The government’s position is that even providing medical services to help Hamas is not permitted.

Well, the transcript from the oral argument is here. I don’t know what the court will do, but as I read the questions posed from the bench, I can’t really say that I got the feeling there were only two justices leaning against limitation.

Good ol’ Bricker.

That’s where I see a major problem. What is providing medical services to Hamas? I assume treating a person who walks in off the street wouldn’t meet the mens rea standard involved. But if it is a Hamas controlled area, is an NGO setting up a clinic illegal?

Out of interest, which 2 ideologues are these?

Setting up what amounts to corpsman services or a miliatary hospital for Hamas fighters = clearly illegal
Setting up a clinic in Gaza that serves all comers = legal
Setting up a clinic in Gaza that EFFECTIVELY serves Hamas fighters in preference to others = not clear and very dangerous territory for the NGO legally.
Providing money to Hamas to build a hospital = clearly illegal
Building a hospital in cooperation with Hamas authorities = dodgy
Providing engineering advice to Hamas to build a hospital = dodgy

So the whole area is a minefield for NGOs (and others) and I think the whole decision is going to come down to the relative priority you place on fighting terrorists and maintaining freedoms of speech.

Are you sure on that? Based on the oral arguments, what you are doing there is freeing up money Hamas would otherwise have spent on the provision of health care to be used in illegal activities. Which they Justices seemed to frown upon.

After deciding Citizens United on free speech terms the way they did, I can’t see how the Court won’t take the same route in this case. It’s clear why Congress tried to draft this law so broadly and vaguely: they didn’t want to provide easy loopholes. But that same vagueness should ultimately kill it.

The US gov’t itself provides aid in Gaza, so presumably its kosher for NGO’s to do so.

Giving aid and comfort to the enemy? However, I think that would necessitate a rather narrow definition of “the enemy”, no? These “enemies” would need to be clear enemies of the US (eg, Al Qaeda).

Indeed, at oral argument, it seemed conceded that these restrictions would be permissible applied against Al-Qaeda. The petitioners complained about them being applied to the organizations they wish to support.

And the Court seemed reluctant to accept that there were some types of support that were beyond the reach of the government to forbid. Justice Sotomayor, for example, asked if medical training could be prohibited if the training was used to assist terrorist activities, pointing out that training to care for the ill could also be used to care for the wounded after those wounded participated in a terrorist attack.

(I don’t know if she’s an ideologue - Sevastopol?)
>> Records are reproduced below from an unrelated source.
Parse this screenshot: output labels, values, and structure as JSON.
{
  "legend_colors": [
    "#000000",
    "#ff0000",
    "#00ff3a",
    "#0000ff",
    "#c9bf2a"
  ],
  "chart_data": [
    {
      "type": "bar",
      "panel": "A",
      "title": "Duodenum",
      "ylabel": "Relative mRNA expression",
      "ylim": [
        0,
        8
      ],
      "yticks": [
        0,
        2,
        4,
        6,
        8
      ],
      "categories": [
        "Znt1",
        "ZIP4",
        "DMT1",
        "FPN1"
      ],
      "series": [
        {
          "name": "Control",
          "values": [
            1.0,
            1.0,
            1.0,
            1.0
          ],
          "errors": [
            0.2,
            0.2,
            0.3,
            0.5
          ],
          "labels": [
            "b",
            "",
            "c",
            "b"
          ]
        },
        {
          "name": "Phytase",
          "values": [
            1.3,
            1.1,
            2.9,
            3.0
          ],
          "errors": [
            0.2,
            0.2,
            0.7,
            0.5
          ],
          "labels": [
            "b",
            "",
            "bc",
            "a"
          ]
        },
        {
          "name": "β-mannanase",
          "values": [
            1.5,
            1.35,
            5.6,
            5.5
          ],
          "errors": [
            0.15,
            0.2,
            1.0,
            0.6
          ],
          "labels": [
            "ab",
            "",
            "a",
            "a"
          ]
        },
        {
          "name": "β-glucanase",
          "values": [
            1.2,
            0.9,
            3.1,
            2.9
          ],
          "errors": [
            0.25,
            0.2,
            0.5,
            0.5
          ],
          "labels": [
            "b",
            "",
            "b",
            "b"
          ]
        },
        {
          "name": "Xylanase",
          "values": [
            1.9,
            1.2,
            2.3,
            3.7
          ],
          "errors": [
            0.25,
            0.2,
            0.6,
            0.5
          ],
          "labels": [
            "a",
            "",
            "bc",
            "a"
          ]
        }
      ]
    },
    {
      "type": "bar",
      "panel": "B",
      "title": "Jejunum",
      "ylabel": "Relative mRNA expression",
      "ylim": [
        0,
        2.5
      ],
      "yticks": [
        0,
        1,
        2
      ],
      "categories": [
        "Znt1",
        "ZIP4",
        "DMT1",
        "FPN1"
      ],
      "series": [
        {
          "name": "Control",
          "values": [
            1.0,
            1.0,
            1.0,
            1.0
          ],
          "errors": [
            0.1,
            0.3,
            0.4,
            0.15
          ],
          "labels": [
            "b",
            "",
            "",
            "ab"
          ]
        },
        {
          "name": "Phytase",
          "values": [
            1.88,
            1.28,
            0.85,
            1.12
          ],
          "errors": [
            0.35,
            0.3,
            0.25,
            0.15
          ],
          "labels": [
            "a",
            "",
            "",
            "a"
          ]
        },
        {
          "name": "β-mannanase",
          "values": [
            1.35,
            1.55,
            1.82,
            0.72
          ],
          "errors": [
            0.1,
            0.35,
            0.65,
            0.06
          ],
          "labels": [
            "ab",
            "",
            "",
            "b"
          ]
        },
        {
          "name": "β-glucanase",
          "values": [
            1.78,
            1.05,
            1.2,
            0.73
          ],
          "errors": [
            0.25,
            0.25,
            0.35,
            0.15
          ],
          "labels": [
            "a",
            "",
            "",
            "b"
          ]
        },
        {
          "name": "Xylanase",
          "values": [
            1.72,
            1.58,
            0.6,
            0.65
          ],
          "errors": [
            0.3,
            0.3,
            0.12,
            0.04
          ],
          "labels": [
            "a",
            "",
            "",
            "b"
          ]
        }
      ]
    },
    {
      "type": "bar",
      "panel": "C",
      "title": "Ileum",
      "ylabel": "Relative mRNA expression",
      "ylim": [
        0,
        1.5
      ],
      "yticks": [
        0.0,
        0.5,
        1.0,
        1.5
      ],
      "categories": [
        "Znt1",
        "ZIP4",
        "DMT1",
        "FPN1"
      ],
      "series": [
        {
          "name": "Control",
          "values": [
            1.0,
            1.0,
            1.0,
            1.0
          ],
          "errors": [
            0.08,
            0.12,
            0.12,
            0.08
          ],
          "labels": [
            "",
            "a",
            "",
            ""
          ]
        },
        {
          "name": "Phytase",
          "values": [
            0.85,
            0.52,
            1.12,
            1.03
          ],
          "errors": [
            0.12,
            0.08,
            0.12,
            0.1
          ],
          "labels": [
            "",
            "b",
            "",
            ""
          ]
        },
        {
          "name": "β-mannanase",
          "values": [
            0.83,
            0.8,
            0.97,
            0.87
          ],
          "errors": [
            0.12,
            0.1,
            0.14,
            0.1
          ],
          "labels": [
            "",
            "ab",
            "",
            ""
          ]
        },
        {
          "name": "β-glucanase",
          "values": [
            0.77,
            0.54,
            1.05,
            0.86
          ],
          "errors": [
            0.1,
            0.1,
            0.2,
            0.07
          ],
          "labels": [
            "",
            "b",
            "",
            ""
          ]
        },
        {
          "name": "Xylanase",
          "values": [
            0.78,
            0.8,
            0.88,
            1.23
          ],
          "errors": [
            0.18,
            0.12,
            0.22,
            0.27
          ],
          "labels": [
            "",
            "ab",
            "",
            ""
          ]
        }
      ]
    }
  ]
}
Thinking about it some more, its pretty hard to come up with any reasonable interpretation of “freedom of association” that allows the federal government to be able to arbitrarily designate some groups as illegal for people to associate with in more or less any fashion.

I hope the SCOTUS puts up some limits here. The government should have to prove at least some intent or desire to actually aid in terrorist activities before being able to convict someone of merely associating with a terrorist group.

Doesn’t always work that way, unfortunately.